“Long-haul COVID,” “long COVID” and “post-COVID syndrome” are references to patients who have been infected with COVID-19 and are still experiencing long-term effects and symptoms.
“Estimates show that 10%-30% of people who become infected with COVID-19 will end up coming down with long-haul COVID,” says Dr. Greg Vanichkachorn, medical director of Mayo Clinic’s COVID Activity Rehabilitation Program. “And it does look like that long-haul COVID could be a new chronic infection for some folks and be a new baseline.”
The World Health Organization recently gave post-COVID syndrome its first clinical definition. “It says that patients should have symptoms that last for three months or more after their acute infection,” says Dr. Vanichkachorn. “If someone does get long-haul COVID symptoms where things are not heading in the right direction, I recommend that patients seek medical care earlier than later.”
Dr. Vanichkachorn says researchers are just starting to scratch the surface of learning about the biochemical changes occurring in the body that can lead to some of the symptoms patients are experiencing.

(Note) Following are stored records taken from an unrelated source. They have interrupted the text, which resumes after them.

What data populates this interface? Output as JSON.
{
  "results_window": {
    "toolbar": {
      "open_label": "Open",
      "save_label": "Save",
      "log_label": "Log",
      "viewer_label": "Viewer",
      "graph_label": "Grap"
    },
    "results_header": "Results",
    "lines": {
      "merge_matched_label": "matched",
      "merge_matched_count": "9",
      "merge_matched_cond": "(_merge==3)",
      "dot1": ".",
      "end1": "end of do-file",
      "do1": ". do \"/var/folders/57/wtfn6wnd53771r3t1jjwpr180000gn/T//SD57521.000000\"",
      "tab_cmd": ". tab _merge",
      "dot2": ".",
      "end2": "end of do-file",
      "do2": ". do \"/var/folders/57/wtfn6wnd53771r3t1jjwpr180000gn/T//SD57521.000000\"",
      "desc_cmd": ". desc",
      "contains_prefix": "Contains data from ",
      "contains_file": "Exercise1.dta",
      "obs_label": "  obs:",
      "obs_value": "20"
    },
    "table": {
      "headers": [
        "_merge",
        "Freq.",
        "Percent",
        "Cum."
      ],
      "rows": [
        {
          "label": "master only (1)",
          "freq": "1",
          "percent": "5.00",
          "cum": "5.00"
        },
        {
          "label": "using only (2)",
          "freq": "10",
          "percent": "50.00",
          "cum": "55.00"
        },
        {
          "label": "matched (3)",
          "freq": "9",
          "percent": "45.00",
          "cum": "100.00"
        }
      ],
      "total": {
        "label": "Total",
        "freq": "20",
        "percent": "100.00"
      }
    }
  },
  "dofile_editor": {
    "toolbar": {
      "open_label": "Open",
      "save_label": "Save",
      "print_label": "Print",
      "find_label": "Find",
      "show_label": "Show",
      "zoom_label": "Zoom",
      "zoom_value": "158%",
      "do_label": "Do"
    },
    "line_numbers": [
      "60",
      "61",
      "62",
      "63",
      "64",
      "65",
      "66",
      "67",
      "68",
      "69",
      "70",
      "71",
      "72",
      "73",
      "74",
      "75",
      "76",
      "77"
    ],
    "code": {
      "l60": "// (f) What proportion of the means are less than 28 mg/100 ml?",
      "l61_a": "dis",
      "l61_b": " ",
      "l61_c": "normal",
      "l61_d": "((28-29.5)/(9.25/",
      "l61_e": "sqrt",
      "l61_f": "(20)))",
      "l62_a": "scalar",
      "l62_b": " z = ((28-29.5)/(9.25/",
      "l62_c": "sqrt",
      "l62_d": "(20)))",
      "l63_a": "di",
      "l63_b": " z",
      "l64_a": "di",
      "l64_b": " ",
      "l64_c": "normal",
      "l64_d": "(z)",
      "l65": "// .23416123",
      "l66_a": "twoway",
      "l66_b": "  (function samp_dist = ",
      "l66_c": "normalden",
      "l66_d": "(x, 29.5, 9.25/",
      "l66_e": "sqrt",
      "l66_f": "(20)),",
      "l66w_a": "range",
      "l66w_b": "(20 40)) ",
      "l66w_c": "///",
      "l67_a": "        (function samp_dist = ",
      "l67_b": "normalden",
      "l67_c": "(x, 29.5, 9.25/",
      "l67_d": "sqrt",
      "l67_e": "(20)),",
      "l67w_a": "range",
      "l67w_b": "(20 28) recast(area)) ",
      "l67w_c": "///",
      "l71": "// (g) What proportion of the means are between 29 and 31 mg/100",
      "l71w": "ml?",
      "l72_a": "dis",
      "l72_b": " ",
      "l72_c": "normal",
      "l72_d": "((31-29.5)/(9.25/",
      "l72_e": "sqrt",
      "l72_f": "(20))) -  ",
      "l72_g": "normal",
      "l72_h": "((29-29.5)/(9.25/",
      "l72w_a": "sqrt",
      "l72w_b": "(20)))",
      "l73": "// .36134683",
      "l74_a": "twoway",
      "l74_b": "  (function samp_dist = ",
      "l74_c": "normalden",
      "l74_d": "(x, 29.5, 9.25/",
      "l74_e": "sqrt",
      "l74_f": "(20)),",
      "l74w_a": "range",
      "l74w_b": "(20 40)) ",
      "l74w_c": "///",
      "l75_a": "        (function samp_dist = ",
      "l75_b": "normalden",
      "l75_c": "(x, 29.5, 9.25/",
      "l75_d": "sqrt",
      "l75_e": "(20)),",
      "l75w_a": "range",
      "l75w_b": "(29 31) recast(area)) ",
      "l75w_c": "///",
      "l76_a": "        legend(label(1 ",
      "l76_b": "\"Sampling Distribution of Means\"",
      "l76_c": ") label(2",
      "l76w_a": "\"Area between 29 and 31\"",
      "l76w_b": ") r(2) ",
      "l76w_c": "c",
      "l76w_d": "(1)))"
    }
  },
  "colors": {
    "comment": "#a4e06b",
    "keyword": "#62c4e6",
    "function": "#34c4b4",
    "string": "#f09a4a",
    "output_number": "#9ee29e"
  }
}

“Some people can have very minimal symptoms—some ongoing shortness of breath, which is something that can occur after a COVID-19 infection. Some may have a little bit of brain fog, while in others, the symptoms may be quite severe. They may have shortness of breath to the point that they need to remain on oxygen for several months after their infection, or not be able to do some of the basic activities of life, like walk across their home, take a shower and so forth.”
As for understanding and determining new symptoms associated with post-COVID syndrome, he says, “The trouble with long-haul COVID is that it’s so very nebulous, and there are no specific diagnostic criteria yet.”
Hope for future treatments
Along with the COVID Activity Rehabilitation Program, Dr. Vanichkachorn works with patients in a separate program called the Post-COVID Care Clinic that is designed to help people who are farther out from their initial infection. He says while much work is ahead, advances are being made and patients should not lose hope.
“There is the possibility that we are going to find some very effective treatments for individuals to prevent long-haul COVID and treat patients who are experiencing long-haul COVID,” says Dr. Vanichkachorn. “While we may be in an adaptive and management of symptoms scenario right now, things could get a whole lot better in the future.”
He reminds patients to get help if they need it. “In order to keep making sure that this condition doesn’t fall by the wayside, if you are having symptoms, don’t be afraid to get treatment. Don’t be afraid to advocate for yourself.”
Prevention can start with vaccination and practicing safety protocols.